One of the most impactful videos that you'll find out there is of Dr. Sebi, 80-something years old, throwing himself on the floor like a little 5-year-old, just getting on his knees. He said, “Sea moss has me doing this.” There's people in their 20s, 30s, 40s, 50s that cannot do that. The alkaline electric diet is foods that create the least amount of mucus. When there's mucus buildup, that's when you experience inflammation, and with inflammation, disease shows up in different ways, whether it's a heart condition, your diabetes, arthritis, asthma. So because of that is that we try to have people eat foods that will not create mucus, that will have them going to the restroom and eliminating everything that their body doesn't need anymore. We try to do and make sure everything was to his standards. He already has a blueprint, and that's what we consider our bible. There's no use of changing it.

cutout of green sea moss
cutout of green sea moss

Dr. Sebi 

I was always a different person. I disagree with everything. I disagree with everything. Everything I heard I disagree with. At 14, I made a statement that I was going to do something to help humanity. But when I made that statement, I also knew that I was going to come up against the established or prevailing philosophy of life. That I knew at 14 years of age. I didn't know that one day that I will become the person that I'm known for today — the healer. I didn't know that.
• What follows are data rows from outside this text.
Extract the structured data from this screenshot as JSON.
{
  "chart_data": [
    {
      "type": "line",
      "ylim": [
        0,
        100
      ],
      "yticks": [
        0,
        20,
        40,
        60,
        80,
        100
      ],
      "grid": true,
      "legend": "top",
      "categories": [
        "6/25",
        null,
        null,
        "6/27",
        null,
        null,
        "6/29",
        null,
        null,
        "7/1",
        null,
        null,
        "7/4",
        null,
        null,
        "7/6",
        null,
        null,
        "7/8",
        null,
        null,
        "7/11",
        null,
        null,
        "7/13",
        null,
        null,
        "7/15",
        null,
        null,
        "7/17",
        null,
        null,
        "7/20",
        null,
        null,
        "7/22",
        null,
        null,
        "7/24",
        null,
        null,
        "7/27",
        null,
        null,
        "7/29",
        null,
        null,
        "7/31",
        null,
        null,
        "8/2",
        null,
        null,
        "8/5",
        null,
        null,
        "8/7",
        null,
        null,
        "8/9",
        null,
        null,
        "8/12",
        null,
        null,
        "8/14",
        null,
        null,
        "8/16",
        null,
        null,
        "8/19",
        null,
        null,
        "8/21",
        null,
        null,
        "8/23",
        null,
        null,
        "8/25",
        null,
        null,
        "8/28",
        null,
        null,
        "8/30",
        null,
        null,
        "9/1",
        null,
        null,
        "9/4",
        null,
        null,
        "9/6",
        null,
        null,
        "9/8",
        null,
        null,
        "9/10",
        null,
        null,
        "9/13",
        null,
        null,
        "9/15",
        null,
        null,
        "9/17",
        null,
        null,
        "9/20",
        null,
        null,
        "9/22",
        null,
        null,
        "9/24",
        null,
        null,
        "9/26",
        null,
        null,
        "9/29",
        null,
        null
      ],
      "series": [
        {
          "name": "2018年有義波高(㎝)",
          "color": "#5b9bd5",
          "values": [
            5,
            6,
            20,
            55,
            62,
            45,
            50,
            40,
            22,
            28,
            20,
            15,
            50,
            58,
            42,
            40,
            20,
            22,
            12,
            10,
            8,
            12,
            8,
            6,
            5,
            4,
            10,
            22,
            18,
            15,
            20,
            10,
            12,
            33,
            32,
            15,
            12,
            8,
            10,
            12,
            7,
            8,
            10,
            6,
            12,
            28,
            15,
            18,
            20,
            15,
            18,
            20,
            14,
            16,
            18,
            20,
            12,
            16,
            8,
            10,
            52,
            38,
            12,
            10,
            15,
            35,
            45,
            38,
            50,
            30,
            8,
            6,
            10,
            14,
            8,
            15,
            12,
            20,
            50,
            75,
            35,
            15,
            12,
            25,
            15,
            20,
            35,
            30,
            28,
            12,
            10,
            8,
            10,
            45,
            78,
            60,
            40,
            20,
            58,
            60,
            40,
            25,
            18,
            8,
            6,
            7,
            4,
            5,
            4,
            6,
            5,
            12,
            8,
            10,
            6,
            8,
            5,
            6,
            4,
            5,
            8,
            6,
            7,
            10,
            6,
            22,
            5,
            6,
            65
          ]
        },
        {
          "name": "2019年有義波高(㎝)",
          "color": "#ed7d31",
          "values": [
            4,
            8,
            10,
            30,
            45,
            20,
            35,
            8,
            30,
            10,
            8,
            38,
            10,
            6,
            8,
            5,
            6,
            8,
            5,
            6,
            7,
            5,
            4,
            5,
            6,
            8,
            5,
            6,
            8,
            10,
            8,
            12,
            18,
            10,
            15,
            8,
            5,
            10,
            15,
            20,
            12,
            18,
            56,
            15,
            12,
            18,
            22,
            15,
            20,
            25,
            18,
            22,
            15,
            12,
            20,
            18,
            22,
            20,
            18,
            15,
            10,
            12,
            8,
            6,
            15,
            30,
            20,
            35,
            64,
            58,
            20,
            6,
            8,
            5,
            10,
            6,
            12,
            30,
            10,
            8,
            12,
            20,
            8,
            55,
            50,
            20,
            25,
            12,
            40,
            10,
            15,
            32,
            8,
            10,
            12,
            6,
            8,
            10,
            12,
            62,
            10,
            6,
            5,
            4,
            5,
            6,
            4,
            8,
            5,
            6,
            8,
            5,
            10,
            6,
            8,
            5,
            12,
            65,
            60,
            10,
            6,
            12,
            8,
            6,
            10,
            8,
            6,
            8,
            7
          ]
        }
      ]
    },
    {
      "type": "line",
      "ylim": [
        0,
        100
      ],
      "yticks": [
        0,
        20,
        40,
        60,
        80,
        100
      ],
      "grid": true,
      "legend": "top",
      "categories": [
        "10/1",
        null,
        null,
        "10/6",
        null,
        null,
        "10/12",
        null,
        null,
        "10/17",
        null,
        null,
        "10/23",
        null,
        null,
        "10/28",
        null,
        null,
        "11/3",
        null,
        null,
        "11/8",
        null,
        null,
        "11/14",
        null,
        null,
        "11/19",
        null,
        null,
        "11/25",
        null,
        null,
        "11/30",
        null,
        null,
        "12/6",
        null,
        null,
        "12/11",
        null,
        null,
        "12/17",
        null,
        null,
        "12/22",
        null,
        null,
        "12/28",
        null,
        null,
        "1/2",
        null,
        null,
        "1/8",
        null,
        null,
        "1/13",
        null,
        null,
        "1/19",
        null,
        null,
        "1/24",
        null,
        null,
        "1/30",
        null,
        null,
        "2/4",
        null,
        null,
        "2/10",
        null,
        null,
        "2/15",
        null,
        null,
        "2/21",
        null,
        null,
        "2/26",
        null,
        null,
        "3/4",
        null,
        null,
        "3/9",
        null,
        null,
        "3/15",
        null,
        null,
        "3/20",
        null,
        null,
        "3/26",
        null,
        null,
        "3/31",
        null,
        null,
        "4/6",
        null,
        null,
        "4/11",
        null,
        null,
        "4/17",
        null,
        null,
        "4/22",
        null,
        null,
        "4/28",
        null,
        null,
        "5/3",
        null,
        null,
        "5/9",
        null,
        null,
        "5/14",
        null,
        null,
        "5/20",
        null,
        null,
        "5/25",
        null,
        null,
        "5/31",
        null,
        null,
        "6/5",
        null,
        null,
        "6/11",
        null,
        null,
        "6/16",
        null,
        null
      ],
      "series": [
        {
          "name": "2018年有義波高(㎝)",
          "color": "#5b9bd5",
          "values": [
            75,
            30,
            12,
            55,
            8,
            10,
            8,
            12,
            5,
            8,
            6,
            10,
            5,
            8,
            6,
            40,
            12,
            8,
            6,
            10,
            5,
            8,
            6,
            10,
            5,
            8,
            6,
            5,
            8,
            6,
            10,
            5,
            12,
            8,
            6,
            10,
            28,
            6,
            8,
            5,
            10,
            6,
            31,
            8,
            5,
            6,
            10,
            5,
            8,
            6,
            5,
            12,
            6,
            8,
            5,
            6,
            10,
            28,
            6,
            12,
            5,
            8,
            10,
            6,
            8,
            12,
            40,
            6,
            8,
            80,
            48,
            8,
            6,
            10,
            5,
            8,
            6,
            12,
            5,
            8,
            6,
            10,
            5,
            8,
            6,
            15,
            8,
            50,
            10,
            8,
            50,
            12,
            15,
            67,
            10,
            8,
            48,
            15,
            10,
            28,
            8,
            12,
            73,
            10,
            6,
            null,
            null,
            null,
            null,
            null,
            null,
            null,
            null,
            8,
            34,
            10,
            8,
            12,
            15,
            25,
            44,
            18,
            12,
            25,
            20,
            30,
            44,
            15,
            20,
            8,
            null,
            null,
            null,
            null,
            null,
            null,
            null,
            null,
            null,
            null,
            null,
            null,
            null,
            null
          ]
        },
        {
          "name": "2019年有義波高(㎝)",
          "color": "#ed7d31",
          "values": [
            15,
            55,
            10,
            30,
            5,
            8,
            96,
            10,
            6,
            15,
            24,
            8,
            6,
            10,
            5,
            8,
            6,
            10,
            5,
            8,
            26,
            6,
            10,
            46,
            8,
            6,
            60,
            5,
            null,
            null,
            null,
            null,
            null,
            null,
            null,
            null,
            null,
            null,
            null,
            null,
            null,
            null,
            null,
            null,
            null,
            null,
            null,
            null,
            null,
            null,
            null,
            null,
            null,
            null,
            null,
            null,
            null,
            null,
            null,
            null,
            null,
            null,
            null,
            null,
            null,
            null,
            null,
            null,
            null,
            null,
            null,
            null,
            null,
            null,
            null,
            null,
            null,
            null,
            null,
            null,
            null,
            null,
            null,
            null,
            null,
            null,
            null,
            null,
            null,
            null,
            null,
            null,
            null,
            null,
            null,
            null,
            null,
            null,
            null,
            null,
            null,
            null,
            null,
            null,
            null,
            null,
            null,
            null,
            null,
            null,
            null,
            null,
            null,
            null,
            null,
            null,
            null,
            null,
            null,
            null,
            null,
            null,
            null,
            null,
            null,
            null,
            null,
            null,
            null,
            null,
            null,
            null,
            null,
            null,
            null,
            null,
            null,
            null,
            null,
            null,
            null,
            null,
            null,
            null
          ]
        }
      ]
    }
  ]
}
Before I became the healer, I said I was going to do something for the Black women of the world, because she's the one that has been disenfranchised, dejected and rejected by everyone, including us. What was that something was going to be? I didn’t know. I was a merchant seaman then. [At 27], little did I know that I was going to be a healer. Ladies and gentlemen, I was suffering asthma, diabetes. I was impotent. I was angry. Very, extremely angry. With the help of Mexican people, I was cured. I decided to enter the field of natural medicine. [This Mexican] was so grounded that he took your brother Sebi and healed him. That Mexican prepared me for you. You see the connection? Being a steam engineer, I knew that the pH value, the pH factor had a lot to do with healing. I begin to check the pH of all the Earth. I begin to test it. I test comfrey: acid. I test garlic: acid. I also tested aloe vera, St. John’s wort, rose hips, comfrey, all of these things are very acid. I quit my job and said, "I'm going to heal the world." I'm going to make everybody happy. When I told my mama that I had cured my 13th AIDS patient, she said, "They're gonna get you." How did [I] cure AIDS? [I] removed the mucus from the system and build the body back up. But they say, “What? It’s [a] virus.” I say no, never been. It’s mucus. The judge said, “Dr. Sebi, why do you give everybody the same medicine? I said, “Because there's only one disease.” “One disease?!” the doctor said. “I told you this man is unscientific. And he's insane.”

I am unscientific. I repeat, there is only one disease.